O presidente esquerdista do Peru, Pedro Castillo, foi deposto por legisladores e preso na quarta-feira em uma série vertiginosa de eventos em um país há muito propenso a convulsões políticas.
Dina Boluarte, uma advogada de 60 anos, foi empossada como a primeira mulher presidente do Peru poucas horas depois que Castillo tentou dissolver o Congresso em um movimento criticado como uma tentativa de golpe.
O dia de grande drama começou com Castillo enfrentando sua terceira tentativa de impeachment desde que o ex-professor de uma escola rural conquistou inesperadamente o poder da elite política tradicional do Peru em uma eleição há 18 meses.
Em um discurso televisionado para a nação, o homem de 53 anos anunciou que estava dissolvendo o Congresso dominado pela oposição, estabelecendo um toque de recolher e governaria por decreto.
À medida que as críticas se espalhavam sobre o discurso, os legisladores se reuniram desafiadoramente antes do planejado para debater a moção de impeachment e aprová-la, com 101 votos de um total de 130 legisladores.
Castillo sofreu impeachment por sua “incapacidade moral” de exercer o poder, após uma série de crises, incluindo seis investigações contra ele, cinco reformas ministeriais e grandes protestos.
A constituição permite que processos de impeachment sejam instaurados contra um presidente com base em supostas irregularidades políticas, e não legais – tornando os impeachment comuns no Peru.
Castillo foi preso na noite de quarta-feira, disse Marita Barreto, coordenadora de uma equipe de promotores que lidam com corrupção no governo.
Uma fonte do gabinete do procurador-geral disse à AFP que ele está sendo investigado por rebelião.
Castillo se tornou o terceiro presidente desde 2018 a ser demitido sob a cláusula de “incapacidade moral” da constituição.
Em duas horas, Boluarte prestou juramento perante o Congresso para cumprir o restante do mandato de Castillo, até julho de 2026.
O Peru não é estranho à instabilidade política: teve três presidentes diferentes em cinco dias em 2020 e agora está em seu sexto presidente desde 2016.
Forasteiro político
Após a votação do impeachment, Castillo havia deixado o palácio presidencial com um guarda-costas, dirigindo-se à sede da polícia de Lima antes de sua prisão ser anunciada oficialmente.
Seus partidários criticaram a deposição de seu líder.
“Quero denunciar o fato de que nosso presidente foi sequestrado pela polícia nacional, detido com premeditação e traição pelo Congresso”, disse o soldado aposentado Manuel Gaviria, 59,
Castillo surgiu aparentemente do nada para ganhar 50,12 por cento dos votos no segundo turno da eleição de junho de 2021 contra a direita Keiko Fujimori, a filha acusada de corrupção do ex-presidente condenado por suborno Alberto Fujimori.
Ele nasceu em um pequeno vilarejo onde trabalhou como professor por 24 anos e era praticamente desconhecido até liderar uma greve nacional em 2017 que forçou o então governo a concordar em exigir aumentos salariais.
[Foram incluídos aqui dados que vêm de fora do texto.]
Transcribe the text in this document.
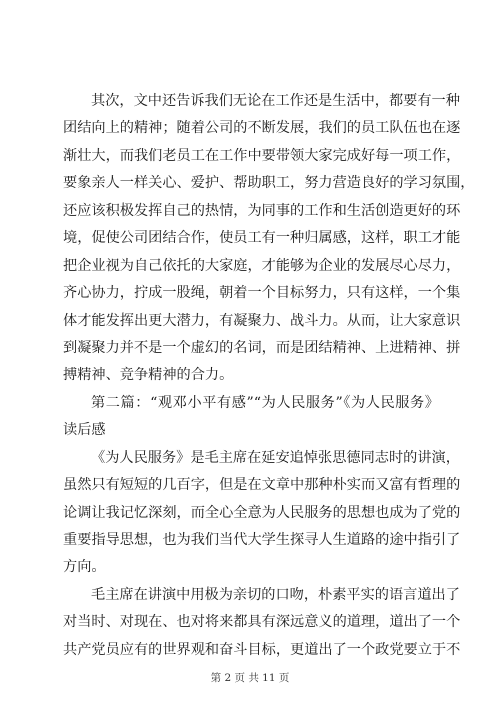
其次，文中还告诉我们无论在工作还是生活中，都要有一种
团结向上的精神；随着公司的不断发展，我们的员工队伍也在逐
渐壮大，而我们老员工在工作中要带领大家完成好每一项工作，
要象亲人一样关心、爱护、帮助职工，努力营造良好的学习氛围，
还应该积极发挥自己的热情，为同事的工作和生活创造更好的环
境，促使公司团结合作，使员工有一种归属感，这样，职工才能
把企业视为自己依托的大家庭，才能够为企业的发展尽心尽力，
齐心协力，拧成一股绳，朝着一个目标努力，只有这样，一个集
体才能发挥出更大潜力，有凝聚力、战斗力。从而，让大家意识
到凝聚力并不是一个虚幻的名词，而是团结精神、上进精神、拼
搏精神、竞争精神的合力。
第二篇：“观邓小平有感”“为人民服务”《为人民服务》
读后感
《为人民服务》是毛主席在延安追悼张思德同志时的讲演，
虽然只有短短的几百字，但是在文章中那种朴实而又富有哲理的
论调让我记忆深刻，而全心全意为人民服务的思想也成为了党的
重要指导思想，也为我们当代大学生探寻人生道路的途中指引了
方向。
毛主席在讲演中用极为亲切的口吻，朴素平实的语言道出了
对当时、对现在、也对将来都具有深远意义的道理，道出了一个
共产党员应有的世界观和奋斗目标，更道出了一个政党要立于不
第 2 页 共 11 页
Castillo procurou retratar-se como um humilde servo do povo, viajando a cavalo durante grande parte de sua campanha presidencial e prometendo acabar com a corrupção.
No entanto, as acusações contra ele rapidamente surgiram.
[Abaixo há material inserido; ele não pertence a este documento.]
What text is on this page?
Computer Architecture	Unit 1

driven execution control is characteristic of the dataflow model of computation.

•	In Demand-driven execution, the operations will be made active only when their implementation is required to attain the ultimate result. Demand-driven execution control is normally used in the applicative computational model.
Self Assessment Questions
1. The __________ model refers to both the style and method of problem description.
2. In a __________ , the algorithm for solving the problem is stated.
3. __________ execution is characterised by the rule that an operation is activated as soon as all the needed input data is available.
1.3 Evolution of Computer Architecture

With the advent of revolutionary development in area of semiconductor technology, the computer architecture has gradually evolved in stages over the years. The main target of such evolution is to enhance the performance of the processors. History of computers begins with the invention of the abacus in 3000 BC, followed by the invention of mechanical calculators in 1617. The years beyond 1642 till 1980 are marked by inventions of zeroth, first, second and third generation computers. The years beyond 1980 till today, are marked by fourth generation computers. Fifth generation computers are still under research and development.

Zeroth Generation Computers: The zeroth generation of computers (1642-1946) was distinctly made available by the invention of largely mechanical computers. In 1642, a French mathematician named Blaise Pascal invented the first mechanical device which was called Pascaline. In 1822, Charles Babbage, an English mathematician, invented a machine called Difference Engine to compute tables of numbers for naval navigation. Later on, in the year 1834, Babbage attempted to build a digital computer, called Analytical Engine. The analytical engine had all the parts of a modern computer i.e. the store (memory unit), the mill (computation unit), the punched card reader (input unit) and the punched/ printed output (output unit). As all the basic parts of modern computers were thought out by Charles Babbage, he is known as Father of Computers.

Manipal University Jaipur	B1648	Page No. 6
As investigações que ele enfrenta variam de supostos subornos e obstrução da justiça a plágio de sua tese universitária.
Em outubro, o procurador-geral do Peru também apresentou uma queixa constitucional acusando Castillo de chefiar uma organização criminosa envolvendo sua família e aliados.
Castillo e seus advogados argumentaram por muito tempo que as investigações contra ele faziam parte de uma conspiração para derrubá-lo.
“Esta situação intolerável não pode continuar”, disse ele na quarta-feira ao anunciar que planejava convocar um novo Congresso para redigir uma nova constituição dentro de nove meses.
‘Agora ex-presidente’
Centenas de manifestantes se reuniram em frente ao Congresso antes da votação.
“Estamos cansados deste governo corrupto que roubava desde o primeiro dia”, disse Johana Salazar, de 51 anos.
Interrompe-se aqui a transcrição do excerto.